Version 3.6.0
- Added Authenticity Verification technology with Deepfake Detection subtechnology (high-level description) in REST API and GUI.
- Added Gender Identification technology (high-level description) in REST API (still only preview in GUI). The endpoints are differentiated based on the input type, which can be either a media file or a list of voiceprints from Voiceprint Extraction.
- Added Denoiser technology (high-level description) preview in GUI.
- Added Emotion Recognition technology (high-level description) preview in GUI.
- Updated Enhanced Speech to Text Built on Whisper model (high-level description) with a query parameter for word-level segmentation that also improves the overall accuracy of the timestamps. Because this behaviour is resource heavy, it is turned-off by default.
- Added settings for parallel threads and multiple instances for GPU support for Language Identification and Voice Activity Detection.
- Configuration and administration changes:
- The Virtual Appliance startup process now displays system messages again for more clarity.
- Improved detection of "system is ready" state during startup process
- When
licensed-models.zip
package is uploaded via the Filebrowser GUI, it's automatically unpacked after upload. - New script
configure-speech-platform.sh
for the Speech Platform configuration, with more functionality. Useconfigure-speech-platform.sh --auto-configure
to automatically configure the system according to models and licenses uploaded to/data/
folder. Theenable-technologies.sh
script is now obsolete and will be removed in next release. - Configuration YAML file is now much shorter, simpler and more comprehensive.

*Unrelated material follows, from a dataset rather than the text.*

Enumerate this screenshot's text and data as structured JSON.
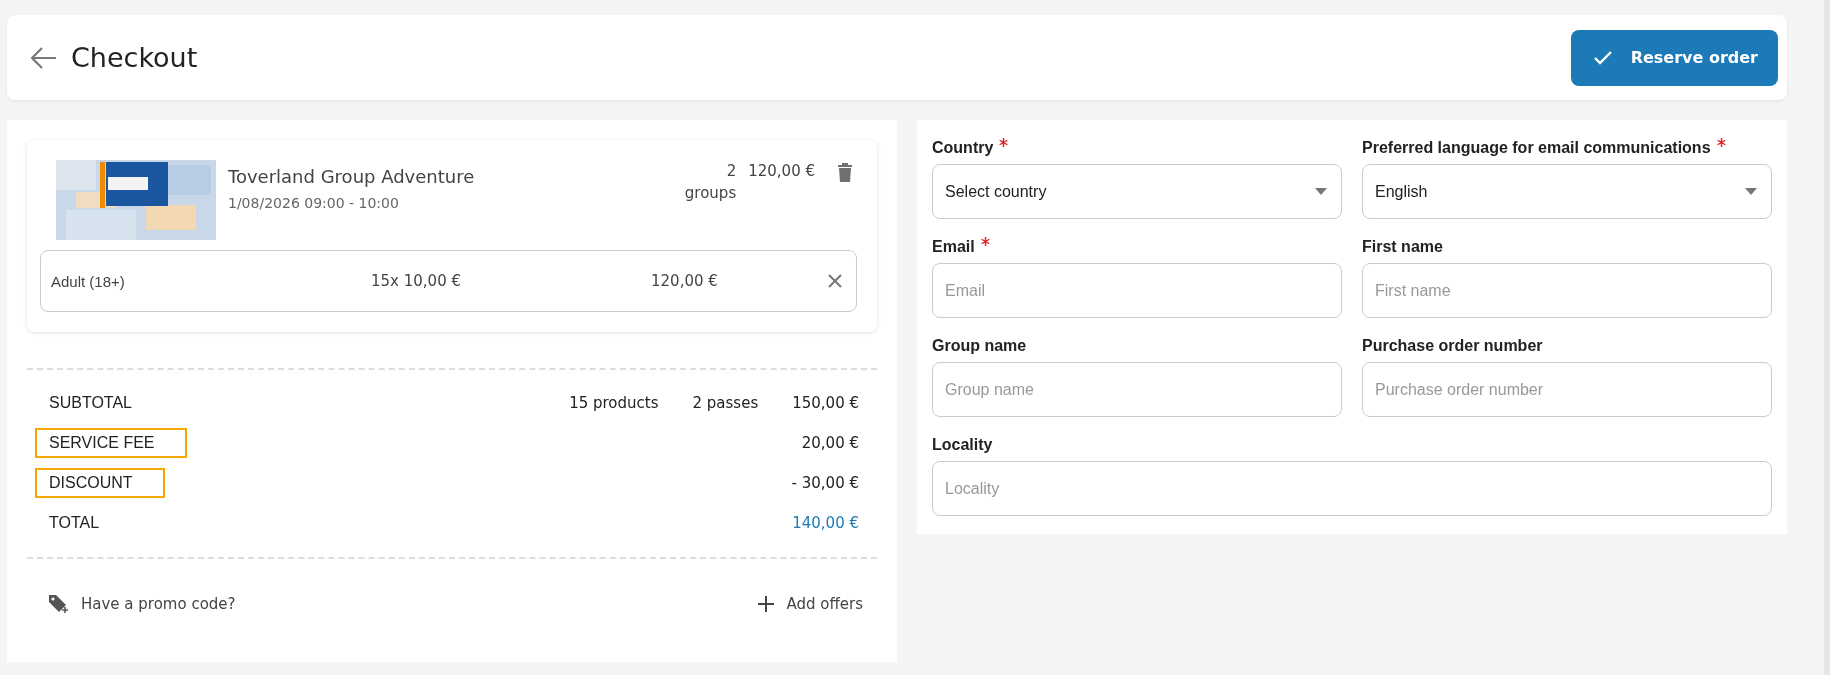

- Turning on GPU support in configuration file is now easier, all GPU images are now included, it's not needed to download/configure them separately.
Included Components
- Audio Quality Estimation 3.62.0
- Deepfake Detection 1.1.0
- Enhanced Speech to Text Built on Whisper 1.8.1
- Language Identification 1.6.1
- Speaker Diarization 1.5.1
- Speech to Text Phonexia 6th Generation 3.62.0
- Time Analysis of Speech 3.62.0
- Voice Activity Detection 1.0.2
- Voiceprint Comparison 1.3.0
- Voiceprint Extraction 1.5.3